Without wishing to sound cruel, Hillary was a lousy nominee. She was as symbolic of the ‘status quo’ as it’s possible to get in a year the salient driver of vote was the desire for ‘change’. And yet, the Democrats (like Labour) still adamantly refuse to learn the lesson that coronations create crap candidates. Ask Gordon Brown. This was not misogyny. Rather, she had no answer to those who saw the insider-dealing, pay-to-play politics and crony capitalism of the Bush/Clinton/Obama (the Obushton) era as symptoms of a rotten and rigged system. After 30-odd years at the top, she embodied it.

‘Look at the choice you’ve given us… between people who are unqualified or incompetent. It boils down to me having to choose between a liar and a lunatic…’
– Undecided voter from Pennsylvania focus group (pre-election)

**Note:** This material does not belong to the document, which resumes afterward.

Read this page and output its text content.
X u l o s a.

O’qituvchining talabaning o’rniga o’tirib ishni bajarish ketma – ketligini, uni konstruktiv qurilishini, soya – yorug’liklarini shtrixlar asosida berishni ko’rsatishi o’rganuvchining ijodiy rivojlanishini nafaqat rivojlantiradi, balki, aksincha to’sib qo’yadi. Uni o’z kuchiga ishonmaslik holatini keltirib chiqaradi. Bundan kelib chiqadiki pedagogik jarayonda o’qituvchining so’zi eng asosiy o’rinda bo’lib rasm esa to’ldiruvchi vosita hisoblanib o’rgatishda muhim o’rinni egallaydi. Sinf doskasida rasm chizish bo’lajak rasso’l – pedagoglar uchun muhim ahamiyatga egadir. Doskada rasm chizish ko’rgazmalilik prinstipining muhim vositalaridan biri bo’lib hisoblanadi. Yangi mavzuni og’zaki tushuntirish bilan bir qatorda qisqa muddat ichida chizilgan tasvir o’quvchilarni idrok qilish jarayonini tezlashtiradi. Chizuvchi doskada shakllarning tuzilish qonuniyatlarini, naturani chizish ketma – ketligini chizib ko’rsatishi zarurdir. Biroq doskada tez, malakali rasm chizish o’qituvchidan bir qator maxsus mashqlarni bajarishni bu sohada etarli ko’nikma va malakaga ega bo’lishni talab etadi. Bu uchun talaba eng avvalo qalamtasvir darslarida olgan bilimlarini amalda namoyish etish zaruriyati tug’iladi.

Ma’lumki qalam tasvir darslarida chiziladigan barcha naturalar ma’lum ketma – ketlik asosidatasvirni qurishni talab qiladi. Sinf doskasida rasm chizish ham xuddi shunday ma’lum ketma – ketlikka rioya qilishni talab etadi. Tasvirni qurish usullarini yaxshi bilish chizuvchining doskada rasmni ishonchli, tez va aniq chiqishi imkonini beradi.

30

The people saw Democrats ignoring patterns of behaviour that were called ‘corrupt’ and ‘grotesque’ by such raging right-wingers as, err, Harvard Professor Larry Lessig and Bob Woodward. They chose to overlook her difficulties in beating first-term senator Barack Obama. And then in overcoming a 75 year-old socialist, Bernie Sanders. And they didn’t pick up on the single attribute Sanders shared with Trump, which ultimately saw some influential activists switch directly between the two: the perception that they – unlike Clinton – could not be bought.

Instead, Democrats pointed to stats which said 64% believed Donald Trump did not have the temperament to be president. The two thirds who believed he was not ‘honest and trustworthy’. His record high ‘unfavourable’ rating of 60%. Higher than Clinton’s in every case. It mattered little. The addiction some political-types have to ‘favourability’ ratings is as mystifying to these eyes as the enduring appeal of Tom Cruise. Whether they like you is irrelevant compared to whether they believe you will deliver the outcome they want – and in 2016 that was ‘change’.

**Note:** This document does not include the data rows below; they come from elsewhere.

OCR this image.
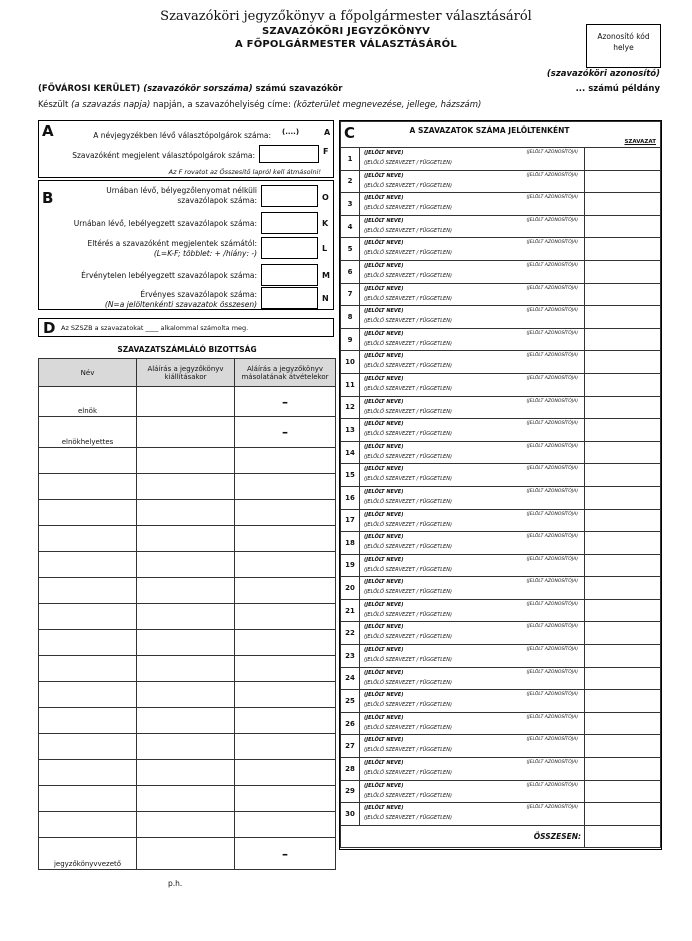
Szavazóköri jegyzőkönyv a főpolgármester választásáról
SZAVAZÓKÖRI JEGYZŐKÖNYV
A FŐPOLGÁRMESTER VÁLASZTÁSÁRÓL
Azonosító kód helye
(szavazóköri azonosító)
(FŐVÁROSI KERÜLET) (szavazókör sorszáma) számú szavazókör	... számú példány
Készült (a szavazás napja) napján, a szavazóhelyiség címe: (közterület megnevezése, jellege, házszám)
A	A névjegyzékben lévő választópolgárok száma: (....)	A
Szavazóként megjelent választópolgárok száma:	F
Az F rovatot az Összesítő lapról kell átmásolni!
B	Urnában lévő, bélyegzőlenyomat nélküli
szavazólapok száma:	O
Urnában lévő, lebélyegzett szavazólapok száma:	K
Eltérés a szavazóként megjelentek számától:
(L=K-F; többlet: + /hiány: -)
L
Érvénytelen lebélyegzett szavazólapok száma:	M
Érvényes szavazólapok száma:
(N=a jelöltenkénti szavazatok összesen)
N
D Az SZSZB a szavazatokat ____ alkalommal számolta meg.
SZAVAZATSZÁMLÁLÓ BIZOTTSÁG
Név	Aláírás a jegyzőkönyv kiállításakor	Aláírás a jegyzőkönyv másolatának átvételekor
elnök		–
elnökhelyettes		–

jegyzőkönyvvezető		–
p.h.
C	A SZAVAZATOK SZÁMA JELÖLTENKÉNT
SZAVAZAT	

1	(JELÖLT NEVE)
(JELÖLŐ SZERVEZET / FÜGGETLEN)
(JELÖLT AZONOSÍTÓJA)	

2	(JELÖLT NEVE)
(JELÖLŐ SZERVEZET / FÜGGETLEN)
(JELÖLT AZONOSÍTÓJA)	

3	(JELÖLT NEVE)
(JELÖLŐ SZERVEZET / FÜGGETLEN)
(JELÖLT AZONOSÍTÓJA)	

4	(JELÖLT NEVE)
(JELÖLŐ SZERVEZET / FÜGGETLEN)
(JELÖLT AZONOSÍTÓJA)	

5	(JELÖLT NEVE)
(JELÖLŐ SZERVEZET / FÜGGETLEN)
(JELÖLT AZONOSÍTÓJA)	

6	(JELÖLT NEVE)
(JELÖLŐ SZERVEZET / FÜGGETLEN)
(JELÖLT AZONOSÍTÓJA)	

7	(JELÖLT NEVE)
(JELÖLŐ SZERVEZET / FÜGGETLEN)
(JELÖLT AZONOSÍTÓJA)	

8	(JELÖLT NEVE)
(JELÖLŐ SZERVEZET / FÜGGETLEN)
(JELÖLT AZONOSÍTÓJA)	

9	(JELÖLT NEVE)
(JELÖLŐ SZERVEZET / FÜGGETLEN)
(JELÖLT AZONOSÍTÓJA)	

10	(JELÖLT NEVE)
(JELÖLŐ SZERVEZET / FÜGGETLEN)
(JELÖLT AZONOSÍTÓJA)	

11	(JELÖLT NEVE)
(JELÖLŐ SZERVEZET / FÜGGETLEN)
(JELÖLT AZONOSÍTÓJA)	

12	(JELÖLT NEVE)
(JELÖLŐ SZERVEZET / FÜGGETLEN)
(JELÖLT AZONOSÍTÓJA)	

13	(JELÖLT NEVE)
(JELÖLŐ SZERVEZET / FÜGGETLEN)
(JELÖLT AZONOSÍTÓJA)	

14	(JELÖLT NEVE)
(JELÖLŐ SZERVEZET / FÜGGETLEN)
(JELÖLT AZONOSÍTÓJA)	

15	(JELÖLT NEVE)
(JELÖLŐ SZERVEZET / FÜGGETLEN)
(JELÖLT AZONOSÍTÓJA)	

16	(JELÖLT NEVE)
(JELÖLŐ SZERVEZET / FÜGGETLEN)
(JELÖLT AZONOSÍTÓJA)	

17	(JELÖLT NEVE)
(JELÖLŐ SZERVEZET / FÜGGETLEN)
(JELÖLT AZONOSÍTÓJA)	

18	(JELÖLT NEVE)
(JELÖLŐ SZERVEZET / FÜGGETLEN)
(JELÖLT AZONOSÍTÓJA)	

19	(JELÖLT NEVE)
(JELÖLŐ SZERVEZET / FÜGGETLEN)
(JELÖLT AZONOSÍTÓJA)	

20	(JELÖLT NEVE)
(JELÖLŐ SZERVEZET / FÜGGETLEN)
(JELÖLT AZONOSÍTÓJA)	

21	(JELÖLT NEVE)
(JELÖLŐ SZERVEZET / FÜGGETLEN)
(JELÖLT AZONOSÍTÓJA)	

22	(JELÖLT NEVE)
(JELÖLŐ SZERVEZET / FÜGGETLEN)
(JELÖLT AZONOSÍTÓJA)	

23	(JELÖLT NEVE)
(JELÖLŐ SZERVEZET / FÜGGETLEN)
(JELÖLT AZONOSÍTÓJA)	

24	(JELÖLT NEVE)
(JELÖLŐ SZERVEZET / FÜGGETLEN)
(JELÖLT AZONOSÍTÓJA)	

25	(JELÖLT NEVE)
(JELÖLŐ SZERVEZET / FÜGGETLEN)
(JELÖLT AZONOSÍTÓJA)	

26	(JELÖLT NEVE)
(JELÖLŐ SZERVEZET / FÜGGETLEN)
(JELÖLT AZONOSÍTÓJA)	

27	(JELÖLT NEVE)
(JELÖLŐ SZERVEZET / FÜGGETLEN)
(JELÖLT AZONOSÍTÓJA)	

28	(JELÖLT NEVE)
(JELÖLŐ SZERVEZET / FÜGGETLEN)
(JELÖLT AZONOSÍTÓJA)	

29	(JELÖLT NEVE)
(JELÖLŐ SZERVEZET / FÜGGETLEN)
(JELÖLT AZONOSÍTÓJA)	

30	(JELÖLT NEVE)
(JELÖLŐ SZERVEZET / FÜGGETLEN)
(JELÖLT AZONOSÍTÓJA)	

	ÖSSZESEN:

‘For eight years, Obama preached hope and change but we got nothing… Because the system is working against us; it’s in the hands of special interests. It’s ALL against us’.
– New Jersey Trump voter (post-election)

Trump appeared to follow some deeper centuries-old political lessons: he consistently made the weather. He understood that it is more important to strike a clear position on an issue, even if it appears unpopular or against the conventional wisdom. Contrast that with Clinton’s pusillanimity on everything from trade to transgender rights and gay marriage. He took every opportunity to express strength and what Machiavelli called ‘virtù’, not virtue, but ‘martial spirit and the achievement of great things’. He bore down on voters’ core needs for economic and material security. Machiavelli’s name was besmirched for centuries primarily by the Church because he contradicted their dogma and their dominance. He saw deeper truths which they wished away. Sound familiar?

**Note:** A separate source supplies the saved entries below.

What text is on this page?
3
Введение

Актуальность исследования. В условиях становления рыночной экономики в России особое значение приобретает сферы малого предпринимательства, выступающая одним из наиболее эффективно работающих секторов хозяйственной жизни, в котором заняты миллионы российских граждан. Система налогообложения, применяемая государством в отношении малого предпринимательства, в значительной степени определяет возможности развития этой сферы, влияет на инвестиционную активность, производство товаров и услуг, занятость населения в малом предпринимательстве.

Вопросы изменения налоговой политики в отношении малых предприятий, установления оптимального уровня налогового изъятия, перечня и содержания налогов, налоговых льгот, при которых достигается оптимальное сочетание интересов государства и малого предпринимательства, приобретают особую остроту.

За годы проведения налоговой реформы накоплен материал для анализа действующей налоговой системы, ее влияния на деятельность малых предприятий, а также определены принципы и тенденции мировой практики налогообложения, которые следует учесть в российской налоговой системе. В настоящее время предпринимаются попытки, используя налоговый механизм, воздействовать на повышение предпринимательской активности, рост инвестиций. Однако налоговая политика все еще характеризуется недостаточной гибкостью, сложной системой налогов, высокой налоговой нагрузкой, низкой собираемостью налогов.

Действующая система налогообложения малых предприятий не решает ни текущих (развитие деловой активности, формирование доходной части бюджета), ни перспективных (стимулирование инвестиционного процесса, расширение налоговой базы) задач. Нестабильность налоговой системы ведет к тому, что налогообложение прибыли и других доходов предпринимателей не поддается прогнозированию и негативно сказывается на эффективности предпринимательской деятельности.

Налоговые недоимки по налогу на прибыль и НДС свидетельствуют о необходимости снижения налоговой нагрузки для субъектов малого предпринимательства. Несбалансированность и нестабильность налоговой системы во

It must be hoped that the Democrats (and Labour in Britain) do not do the same. The US and UK are divided, from top to bottom, in a way we haven’t seen since the 1960s. Trump’s policies – even in his current, centrist pragmatist pose and not the cartoonish shitforbrains we saw on the campaign trail – will likely do nothing for the poor folk of the Rustbelt who carried him over the line. But that doesn’t make a comeback inevitable. Remember the other times when conservatives the media labelled ‘divisive’, ‘dangerously unprepared’ or ‘extreme’ have won power – think Reagan in 1980, George W. Bush in 2000 or Nixon in 1968 – they went on to be re-elected with thumping majorities. Just being ‘different’ – as appears to be the forlorn hope of the clique around Jeremy Corbyn – simply isn’t enough.

A strong, smart and savvy opposition is more essential than ever. To preserve the safety net, to stand up for minority rights and liberties. And to protect the victims of the forthcoming economic crisis, which ‘Trumponomics’ will only accelerate. But liberals will have to begin by listening to the people they’ve spent the past year or two labelling ‘Deplorable’, or sneering at for hoisting a flag. Liberals and labourites must own their failure – they had almost nothing to say in the face of concerns over immigration or stagnant wages, except tired tropes about ‘green jobs’ and globalisation. They need a new song that the electorate can whistle too, or discover the one thing in politics worse than losing an election: Irrelevance.